Jeff Tarpinian

No. 53, 52
- Position: Linebacker

Personal information
- Born: October 16, 1987 (age 38) Omaha, Nebraska, U.S.
- Listed height: 6 ft 3 in (1.91 m)
- Listed weight: 240 lb (109 kg)

Career information
- High school: Millard North (Omaha)
- College: Iowa
- NFL draft: 2011: undrafted

Career history
- New England Patriots (2011–2012); Carolina Panthers (2013)*; Houston Texans (2013–2014);
- * Offseason or practice squad member only

Career NFL statistics
- Total tackles: 45
- Sacks: 0.5
- Forced fumbles: 1
- Stats at Pro Football Reference

= Jeff Tarpinian =

Armenian-American football player (born 1987)

Jeff Tarpinian (born October 16, 1987) is an Armenian-American former professional football linebacker. He was signed by the New England Patriots as an undrafted free agent in 2011. He played college football at Iowa.

==Early life==
He was named 2005 Nebraska Gatorade Player of the Year. He was selected to the first-team all-state and all-conference in his senior season. He was an honorable mention all-state in both his sophomore and junior season along with the second-team all-conference as a junior season.

==College career==
He was named to the Academic All-Big Ten in both his freshman and sophomore seasons.

==Professional career==
===New England Patriots===
Tarpinian went undrafted in the 2011 NFL draft and signed with the New England Patriots as a rookie free agent in July, soon after the end of the 2011 NFL lockout.

After being elevated to the active roster on September 22, he made the first defensive start of his NFL career on Sunday Night Football in Week 10 against the division rival New York Jets. He recorded 3 solo tackles and an assist in the team's 37–16 victory.

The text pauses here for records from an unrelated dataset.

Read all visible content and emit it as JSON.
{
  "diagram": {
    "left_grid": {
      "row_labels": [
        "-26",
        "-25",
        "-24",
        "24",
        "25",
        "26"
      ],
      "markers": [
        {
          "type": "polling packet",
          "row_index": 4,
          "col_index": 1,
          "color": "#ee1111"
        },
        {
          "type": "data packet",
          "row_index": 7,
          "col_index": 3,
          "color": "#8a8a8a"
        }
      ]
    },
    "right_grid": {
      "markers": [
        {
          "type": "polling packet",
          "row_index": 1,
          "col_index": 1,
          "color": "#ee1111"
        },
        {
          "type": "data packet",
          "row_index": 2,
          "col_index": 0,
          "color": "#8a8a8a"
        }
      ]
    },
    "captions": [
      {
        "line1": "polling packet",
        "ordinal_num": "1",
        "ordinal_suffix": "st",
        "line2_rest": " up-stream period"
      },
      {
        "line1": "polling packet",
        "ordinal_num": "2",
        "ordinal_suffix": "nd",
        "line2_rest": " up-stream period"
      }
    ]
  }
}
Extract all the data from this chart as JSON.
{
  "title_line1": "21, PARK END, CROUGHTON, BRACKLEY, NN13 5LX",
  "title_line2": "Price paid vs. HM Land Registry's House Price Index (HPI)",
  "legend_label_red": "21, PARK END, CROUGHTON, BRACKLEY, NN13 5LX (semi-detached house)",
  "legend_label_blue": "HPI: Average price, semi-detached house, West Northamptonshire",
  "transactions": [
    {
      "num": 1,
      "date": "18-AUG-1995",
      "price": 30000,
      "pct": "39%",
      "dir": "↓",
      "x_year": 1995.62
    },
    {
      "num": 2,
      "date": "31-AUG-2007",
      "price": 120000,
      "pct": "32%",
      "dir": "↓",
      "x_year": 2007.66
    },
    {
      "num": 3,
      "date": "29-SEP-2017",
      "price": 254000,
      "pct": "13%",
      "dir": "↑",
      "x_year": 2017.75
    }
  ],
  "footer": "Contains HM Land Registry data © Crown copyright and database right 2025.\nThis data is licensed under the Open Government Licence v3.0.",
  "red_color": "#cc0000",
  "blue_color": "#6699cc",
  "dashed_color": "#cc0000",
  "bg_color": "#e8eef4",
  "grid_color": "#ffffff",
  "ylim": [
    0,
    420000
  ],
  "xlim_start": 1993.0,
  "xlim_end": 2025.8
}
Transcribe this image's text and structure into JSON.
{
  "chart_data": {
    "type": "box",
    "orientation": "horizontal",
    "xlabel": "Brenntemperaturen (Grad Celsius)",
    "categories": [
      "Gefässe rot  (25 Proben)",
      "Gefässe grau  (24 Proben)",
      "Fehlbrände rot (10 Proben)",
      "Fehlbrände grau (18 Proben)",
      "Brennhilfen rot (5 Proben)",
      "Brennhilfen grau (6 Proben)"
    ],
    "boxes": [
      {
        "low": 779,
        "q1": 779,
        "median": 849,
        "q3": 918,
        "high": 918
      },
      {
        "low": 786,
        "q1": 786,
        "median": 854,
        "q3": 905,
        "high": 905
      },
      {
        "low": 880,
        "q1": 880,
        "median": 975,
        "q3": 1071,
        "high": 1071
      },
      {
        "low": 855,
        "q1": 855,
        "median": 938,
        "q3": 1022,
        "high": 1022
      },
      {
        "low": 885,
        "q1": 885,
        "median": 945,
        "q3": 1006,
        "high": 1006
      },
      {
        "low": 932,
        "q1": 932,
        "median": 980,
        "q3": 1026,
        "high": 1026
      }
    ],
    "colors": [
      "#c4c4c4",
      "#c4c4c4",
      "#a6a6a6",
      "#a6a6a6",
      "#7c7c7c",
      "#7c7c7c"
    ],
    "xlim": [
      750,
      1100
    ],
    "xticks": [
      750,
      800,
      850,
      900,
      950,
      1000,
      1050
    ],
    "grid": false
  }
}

On November 24, 2011, the Patriots placed Tarpinian on injured reserve, with the listed reason as a "head injury". It would be revealed years later that injury was in fact a cerebral cavernous malformation that required brain surgery. Tarpinian was able to make a full recovery and return to the Patriots for the 2012 season, playing mainly on special teams.

===Houston Texans===
After spending time on the Carolina Panthers' practice squad, the Houston Texans signed Tarpinian to their active roster in October 2013. He would go on to play in eight games that season, making three starts.

Tarpinian would return to the Texans in 2014, reuniting him with former Patriots Offensive Coordinator Bill O'Brien, who was hired that offseason as head coach. His role on the team that season was mainly on special teams.

Tarpinian was released by the Texans on September 1, 2015 before their final preseason game, and became an unrestricted free agent.